My experience of education in both France and Germany is that one very seldom finds a native English-speaker teaching English in any school, anywhere - in stark contrast to the UK. Also, my UK teaching qualifications aren't worth the paper that they're written on here in France!
Therefore, my follow-up question is: does EU Law ultimately take precedence over French Law in principle, or not, or is the matter always to be decided by an arbitrary adjudication between the two parties in a French Law Court, depending on the merits of the arguments presented by both sides? If not, then I must tell David Cameron; it would save the UK so much trouble if it could simply circumvent any 'inconvenient' EU directives.
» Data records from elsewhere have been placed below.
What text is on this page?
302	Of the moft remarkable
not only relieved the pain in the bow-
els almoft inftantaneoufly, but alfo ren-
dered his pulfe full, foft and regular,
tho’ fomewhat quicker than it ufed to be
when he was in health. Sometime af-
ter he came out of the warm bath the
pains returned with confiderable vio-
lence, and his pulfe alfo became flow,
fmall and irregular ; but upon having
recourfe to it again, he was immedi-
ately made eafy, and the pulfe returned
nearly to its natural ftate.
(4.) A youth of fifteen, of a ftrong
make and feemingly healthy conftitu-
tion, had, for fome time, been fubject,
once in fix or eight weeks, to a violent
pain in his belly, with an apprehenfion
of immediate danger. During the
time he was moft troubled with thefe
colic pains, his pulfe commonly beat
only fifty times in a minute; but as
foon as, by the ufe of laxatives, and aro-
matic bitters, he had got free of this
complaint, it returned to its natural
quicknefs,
Do you know of any actual cases where the EU Ageism directive has been used to challenge French law in education? Any surely it oughtn't to be down to an individual teacher, for example, to challenge this conflicting dichotomy, at great trouble and expense, in order to establish the true legal position? The very essence of any law is that it ought to be straightforward for the common man to understand and apply.
Sorry to 'labour' the point but these are involved but vitally important issues for us all.